First, capital flows into altcoin ETFs increase the total addressable market for projects building on those chains. Every dollar flowing into a Solana ETF supports the Solana ecosystem's valuation, which in turn attracts developers, liquidity providers, and users. The same dynamic applies to XRP and Hyperliquid. Builders launching on chains with strong ETF inflows are building on rising tides.
Second, the rotation validates a thesis that many in web3 have held for years: Bitcoin is a store of value, but the real application-layer value accrues to programmable Layer-1s. ETF allocators are not buying Bitcoin for its smart contract capabilities. They are buying SOL, XRP, and HYPE for exposure to ecosystems where fees, transactions, and developer activity generate measurable on-chain revenue.
Third, the pattern suggests a maturing institutional understanding of crypto as an asset class with internal sector rotation — similar to how equity investors rotate between tech, energy, and healthcare based on macro conditions. For builders, this means that chain-level adoption is increasingly tied to institutional-grade narratives around TAM, revenue, and unit economics, not just community sentiment.
For developers tracking these capital flows and looking to build on the chains attracting institutional attention, having the right tooling matters. Whether you are deploying smart contracts on Solana, building DeFi primitives on Ethereum, or experimenting with Hyperliquid's perpetuals infrastructure, thirdweb's developer platform provides the SDKs, audited contracts, and infrastructure to ship faster. If you are ready to build where the capital is flowing, thirdweb offers developer plans that scale with your project.
The Bottom Line
Bitcoin ETFs lost $527 million last week. That is the headline, and it matters — eight straight weeks of outflows is a historic reversal from the euphoric inflows that followed the January 2024 launch.
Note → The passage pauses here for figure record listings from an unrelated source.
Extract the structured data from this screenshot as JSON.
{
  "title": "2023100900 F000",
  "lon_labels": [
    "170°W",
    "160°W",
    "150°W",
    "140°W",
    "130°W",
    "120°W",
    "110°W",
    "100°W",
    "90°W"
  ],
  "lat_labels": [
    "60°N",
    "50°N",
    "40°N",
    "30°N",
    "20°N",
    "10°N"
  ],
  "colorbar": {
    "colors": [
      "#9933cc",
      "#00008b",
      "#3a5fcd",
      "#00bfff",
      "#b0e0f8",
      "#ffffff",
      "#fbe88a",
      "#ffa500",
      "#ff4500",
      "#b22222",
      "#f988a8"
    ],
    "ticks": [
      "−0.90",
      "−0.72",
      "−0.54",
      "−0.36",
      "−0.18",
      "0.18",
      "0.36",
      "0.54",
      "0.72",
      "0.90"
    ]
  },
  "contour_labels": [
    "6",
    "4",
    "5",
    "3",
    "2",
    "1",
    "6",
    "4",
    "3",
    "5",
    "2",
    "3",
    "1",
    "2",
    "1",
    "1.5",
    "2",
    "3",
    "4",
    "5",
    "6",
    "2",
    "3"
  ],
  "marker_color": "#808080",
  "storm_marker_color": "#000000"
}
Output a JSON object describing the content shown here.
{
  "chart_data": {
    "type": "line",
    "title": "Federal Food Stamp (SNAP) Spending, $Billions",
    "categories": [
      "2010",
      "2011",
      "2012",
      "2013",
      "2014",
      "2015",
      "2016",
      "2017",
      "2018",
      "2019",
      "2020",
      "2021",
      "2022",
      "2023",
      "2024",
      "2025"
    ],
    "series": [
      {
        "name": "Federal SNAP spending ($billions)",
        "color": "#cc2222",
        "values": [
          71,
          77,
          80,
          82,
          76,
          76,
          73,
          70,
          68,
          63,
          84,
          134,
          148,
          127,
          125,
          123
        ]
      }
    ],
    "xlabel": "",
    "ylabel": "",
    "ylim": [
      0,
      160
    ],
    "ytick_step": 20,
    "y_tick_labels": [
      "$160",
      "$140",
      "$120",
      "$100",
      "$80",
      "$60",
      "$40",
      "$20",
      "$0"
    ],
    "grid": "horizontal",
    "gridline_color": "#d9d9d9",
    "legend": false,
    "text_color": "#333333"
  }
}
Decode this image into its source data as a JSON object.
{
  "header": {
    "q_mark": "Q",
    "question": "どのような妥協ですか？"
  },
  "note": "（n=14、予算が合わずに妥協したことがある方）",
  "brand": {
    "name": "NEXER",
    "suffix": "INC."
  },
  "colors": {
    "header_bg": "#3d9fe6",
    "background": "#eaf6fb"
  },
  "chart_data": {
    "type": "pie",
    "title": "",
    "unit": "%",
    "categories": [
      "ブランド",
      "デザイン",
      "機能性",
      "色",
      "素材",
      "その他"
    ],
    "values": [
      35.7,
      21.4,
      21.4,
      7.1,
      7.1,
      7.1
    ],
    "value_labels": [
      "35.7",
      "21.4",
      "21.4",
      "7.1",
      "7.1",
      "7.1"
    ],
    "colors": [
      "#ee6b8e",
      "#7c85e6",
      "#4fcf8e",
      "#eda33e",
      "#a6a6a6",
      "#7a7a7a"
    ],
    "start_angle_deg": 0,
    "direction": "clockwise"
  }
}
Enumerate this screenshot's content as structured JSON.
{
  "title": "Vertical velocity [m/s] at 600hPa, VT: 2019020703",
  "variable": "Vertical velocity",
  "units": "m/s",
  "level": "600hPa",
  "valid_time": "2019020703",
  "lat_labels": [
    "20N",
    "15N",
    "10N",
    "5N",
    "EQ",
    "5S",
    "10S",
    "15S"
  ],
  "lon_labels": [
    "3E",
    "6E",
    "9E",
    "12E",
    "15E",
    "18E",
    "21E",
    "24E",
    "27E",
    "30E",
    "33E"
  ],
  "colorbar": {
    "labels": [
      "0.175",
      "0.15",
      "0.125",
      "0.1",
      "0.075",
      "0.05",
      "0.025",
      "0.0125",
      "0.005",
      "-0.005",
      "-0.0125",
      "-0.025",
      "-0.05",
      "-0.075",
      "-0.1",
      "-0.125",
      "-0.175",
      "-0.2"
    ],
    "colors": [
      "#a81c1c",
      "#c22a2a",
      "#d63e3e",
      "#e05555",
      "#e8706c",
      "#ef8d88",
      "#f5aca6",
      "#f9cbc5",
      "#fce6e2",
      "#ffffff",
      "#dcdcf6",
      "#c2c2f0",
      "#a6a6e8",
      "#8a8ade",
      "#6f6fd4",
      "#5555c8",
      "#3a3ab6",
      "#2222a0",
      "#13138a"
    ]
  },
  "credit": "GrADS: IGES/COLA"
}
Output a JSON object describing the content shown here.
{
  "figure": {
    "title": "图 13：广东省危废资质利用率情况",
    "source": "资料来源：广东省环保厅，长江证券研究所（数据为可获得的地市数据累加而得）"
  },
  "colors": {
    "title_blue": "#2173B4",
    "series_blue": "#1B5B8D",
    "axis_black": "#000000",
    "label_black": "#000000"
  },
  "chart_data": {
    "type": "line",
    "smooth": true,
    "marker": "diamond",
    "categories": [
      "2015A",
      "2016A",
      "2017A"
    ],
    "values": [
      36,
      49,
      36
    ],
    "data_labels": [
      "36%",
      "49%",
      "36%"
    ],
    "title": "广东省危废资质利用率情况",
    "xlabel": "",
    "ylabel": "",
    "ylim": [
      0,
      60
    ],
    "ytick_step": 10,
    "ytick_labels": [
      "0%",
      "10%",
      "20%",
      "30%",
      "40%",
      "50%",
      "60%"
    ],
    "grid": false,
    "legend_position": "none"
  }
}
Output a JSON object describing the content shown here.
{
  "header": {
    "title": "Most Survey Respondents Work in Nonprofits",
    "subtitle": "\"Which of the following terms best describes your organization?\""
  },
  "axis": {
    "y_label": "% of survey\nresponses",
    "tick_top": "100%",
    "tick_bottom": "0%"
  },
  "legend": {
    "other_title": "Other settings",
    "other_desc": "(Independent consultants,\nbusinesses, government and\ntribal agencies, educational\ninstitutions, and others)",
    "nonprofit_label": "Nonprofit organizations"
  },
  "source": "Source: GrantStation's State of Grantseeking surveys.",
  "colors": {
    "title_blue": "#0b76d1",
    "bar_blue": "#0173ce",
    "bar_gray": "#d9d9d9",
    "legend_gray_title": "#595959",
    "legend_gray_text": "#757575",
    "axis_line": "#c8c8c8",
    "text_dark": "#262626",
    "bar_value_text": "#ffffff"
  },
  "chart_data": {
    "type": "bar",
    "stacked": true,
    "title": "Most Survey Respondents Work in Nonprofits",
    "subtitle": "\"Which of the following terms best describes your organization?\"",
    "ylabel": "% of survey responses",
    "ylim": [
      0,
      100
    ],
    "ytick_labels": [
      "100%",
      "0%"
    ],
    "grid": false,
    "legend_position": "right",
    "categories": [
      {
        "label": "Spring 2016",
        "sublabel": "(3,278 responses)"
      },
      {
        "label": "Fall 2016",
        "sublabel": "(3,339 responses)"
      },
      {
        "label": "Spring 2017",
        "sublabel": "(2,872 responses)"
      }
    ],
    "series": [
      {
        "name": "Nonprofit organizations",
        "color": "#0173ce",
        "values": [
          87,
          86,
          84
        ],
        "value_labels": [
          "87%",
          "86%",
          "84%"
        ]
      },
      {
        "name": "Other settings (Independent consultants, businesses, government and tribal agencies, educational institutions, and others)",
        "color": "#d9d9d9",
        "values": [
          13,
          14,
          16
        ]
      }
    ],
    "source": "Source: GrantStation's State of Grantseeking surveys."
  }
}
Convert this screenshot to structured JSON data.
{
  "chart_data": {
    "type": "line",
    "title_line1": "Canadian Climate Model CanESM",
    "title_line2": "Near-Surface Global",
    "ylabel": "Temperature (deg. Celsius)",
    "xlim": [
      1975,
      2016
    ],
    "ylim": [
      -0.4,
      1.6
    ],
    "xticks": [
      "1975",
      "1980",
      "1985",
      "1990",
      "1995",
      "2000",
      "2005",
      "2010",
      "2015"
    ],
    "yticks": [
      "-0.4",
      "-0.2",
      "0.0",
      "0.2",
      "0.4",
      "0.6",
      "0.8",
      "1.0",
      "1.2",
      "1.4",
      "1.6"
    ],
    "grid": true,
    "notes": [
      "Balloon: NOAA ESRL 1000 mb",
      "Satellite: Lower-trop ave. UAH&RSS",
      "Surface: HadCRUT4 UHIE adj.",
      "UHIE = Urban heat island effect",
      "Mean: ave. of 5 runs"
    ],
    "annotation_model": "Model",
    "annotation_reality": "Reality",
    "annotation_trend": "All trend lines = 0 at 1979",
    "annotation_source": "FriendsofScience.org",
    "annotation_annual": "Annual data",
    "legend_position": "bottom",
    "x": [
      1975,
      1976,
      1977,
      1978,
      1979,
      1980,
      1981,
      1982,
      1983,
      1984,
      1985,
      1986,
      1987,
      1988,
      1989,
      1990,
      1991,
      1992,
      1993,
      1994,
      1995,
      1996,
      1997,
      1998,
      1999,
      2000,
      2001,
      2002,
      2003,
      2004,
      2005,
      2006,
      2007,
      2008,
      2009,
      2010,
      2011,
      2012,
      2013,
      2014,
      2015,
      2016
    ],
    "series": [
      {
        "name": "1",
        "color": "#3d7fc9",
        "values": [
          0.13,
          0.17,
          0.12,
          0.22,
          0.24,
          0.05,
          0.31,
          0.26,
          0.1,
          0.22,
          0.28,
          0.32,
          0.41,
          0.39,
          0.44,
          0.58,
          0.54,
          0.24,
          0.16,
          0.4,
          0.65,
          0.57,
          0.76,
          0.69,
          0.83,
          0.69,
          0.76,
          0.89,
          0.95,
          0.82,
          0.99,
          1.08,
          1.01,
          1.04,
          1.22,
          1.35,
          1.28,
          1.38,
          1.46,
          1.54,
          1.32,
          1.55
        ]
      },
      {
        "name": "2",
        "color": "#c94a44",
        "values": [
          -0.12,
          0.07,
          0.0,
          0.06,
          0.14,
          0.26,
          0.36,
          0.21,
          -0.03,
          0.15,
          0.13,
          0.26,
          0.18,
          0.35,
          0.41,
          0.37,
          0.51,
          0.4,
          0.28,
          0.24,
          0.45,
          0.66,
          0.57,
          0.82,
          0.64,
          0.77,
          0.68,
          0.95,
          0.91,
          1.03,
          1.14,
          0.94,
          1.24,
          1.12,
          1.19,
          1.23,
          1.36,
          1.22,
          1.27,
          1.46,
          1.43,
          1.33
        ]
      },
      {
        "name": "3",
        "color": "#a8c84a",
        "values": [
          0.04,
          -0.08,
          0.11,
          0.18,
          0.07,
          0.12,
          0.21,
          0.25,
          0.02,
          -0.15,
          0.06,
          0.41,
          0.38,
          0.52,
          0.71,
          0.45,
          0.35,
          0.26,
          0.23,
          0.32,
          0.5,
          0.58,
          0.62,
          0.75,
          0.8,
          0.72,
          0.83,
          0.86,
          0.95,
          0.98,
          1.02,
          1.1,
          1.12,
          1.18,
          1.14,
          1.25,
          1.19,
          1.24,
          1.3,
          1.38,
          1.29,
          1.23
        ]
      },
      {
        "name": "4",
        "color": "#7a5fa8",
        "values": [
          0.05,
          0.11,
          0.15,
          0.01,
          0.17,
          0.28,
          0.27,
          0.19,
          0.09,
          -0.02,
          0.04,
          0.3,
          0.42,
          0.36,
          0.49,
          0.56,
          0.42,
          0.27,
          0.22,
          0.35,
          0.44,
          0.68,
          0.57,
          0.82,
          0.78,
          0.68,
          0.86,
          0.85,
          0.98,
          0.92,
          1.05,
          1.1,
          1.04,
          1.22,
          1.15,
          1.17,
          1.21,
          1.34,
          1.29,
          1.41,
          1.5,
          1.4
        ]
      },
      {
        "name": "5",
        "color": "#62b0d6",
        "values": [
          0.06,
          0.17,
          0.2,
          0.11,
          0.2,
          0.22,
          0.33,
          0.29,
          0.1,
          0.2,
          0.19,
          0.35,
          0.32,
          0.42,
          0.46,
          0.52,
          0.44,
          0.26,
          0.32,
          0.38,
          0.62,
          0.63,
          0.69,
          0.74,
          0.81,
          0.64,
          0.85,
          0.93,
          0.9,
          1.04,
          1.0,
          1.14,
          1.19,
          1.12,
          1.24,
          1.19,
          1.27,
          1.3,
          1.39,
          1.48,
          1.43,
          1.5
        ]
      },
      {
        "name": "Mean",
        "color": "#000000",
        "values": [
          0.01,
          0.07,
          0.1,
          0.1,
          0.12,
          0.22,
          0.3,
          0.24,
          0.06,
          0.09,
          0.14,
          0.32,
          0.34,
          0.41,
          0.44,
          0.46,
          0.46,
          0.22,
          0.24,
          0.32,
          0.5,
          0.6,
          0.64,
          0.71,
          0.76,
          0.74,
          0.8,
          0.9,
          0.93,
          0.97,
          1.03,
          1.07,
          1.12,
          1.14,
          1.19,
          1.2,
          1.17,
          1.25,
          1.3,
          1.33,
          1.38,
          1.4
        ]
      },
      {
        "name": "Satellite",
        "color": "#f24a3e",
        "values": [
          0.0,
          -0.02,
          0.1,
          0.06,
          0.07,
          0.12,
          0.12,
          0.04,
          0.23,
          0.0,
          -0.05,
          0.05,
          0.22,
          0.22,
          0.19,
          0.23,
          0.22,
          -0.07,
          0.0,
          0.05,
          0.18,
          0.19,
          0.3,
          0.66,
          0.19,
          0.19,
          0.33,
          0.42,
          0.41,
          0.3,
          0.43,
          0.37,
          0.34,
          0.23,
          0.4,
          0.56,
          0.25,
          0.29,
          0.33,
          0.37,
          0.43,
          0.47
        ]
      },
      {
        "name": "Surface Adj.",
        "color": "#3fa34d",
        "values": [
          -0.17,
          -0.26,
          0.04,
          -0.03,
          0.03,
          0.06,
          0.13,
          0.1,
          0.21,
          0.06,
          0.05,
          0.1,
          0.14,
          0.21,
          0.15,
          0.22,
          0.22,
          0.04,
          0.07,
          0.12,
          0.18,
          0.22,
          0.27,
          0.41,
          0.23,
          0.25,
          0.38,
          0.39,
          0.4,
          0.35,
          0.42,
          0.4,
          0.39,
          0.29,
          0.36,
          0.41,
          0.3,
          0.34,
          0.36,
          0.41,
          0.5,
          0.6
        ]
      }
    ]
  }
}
But zoom out, and the real story is structural. Institutions are not abandoning crypto ETFs. They are learning how to use them. Bitcoin for macro exposure. Ethereum for a balanced beta play. XRP, Solana, and Hyperliquid for ecosystem-specific growth bets. The product suite is expanding, and allocator behavior is evolving alongside it.
The question for the second half of 2026 is not whether Bitcoin ETF outflows will reverse — Thursday's $222 million inflow suggests the streak may break soon. The question is whether altcoin ETF inflows will accelerate fast enough to offset Bitcoin's gravitational pull on the broader crypto ETF complex. Early data suggests they might.
One thing is certain: the era of crypto ETFs as a one-asset story is over.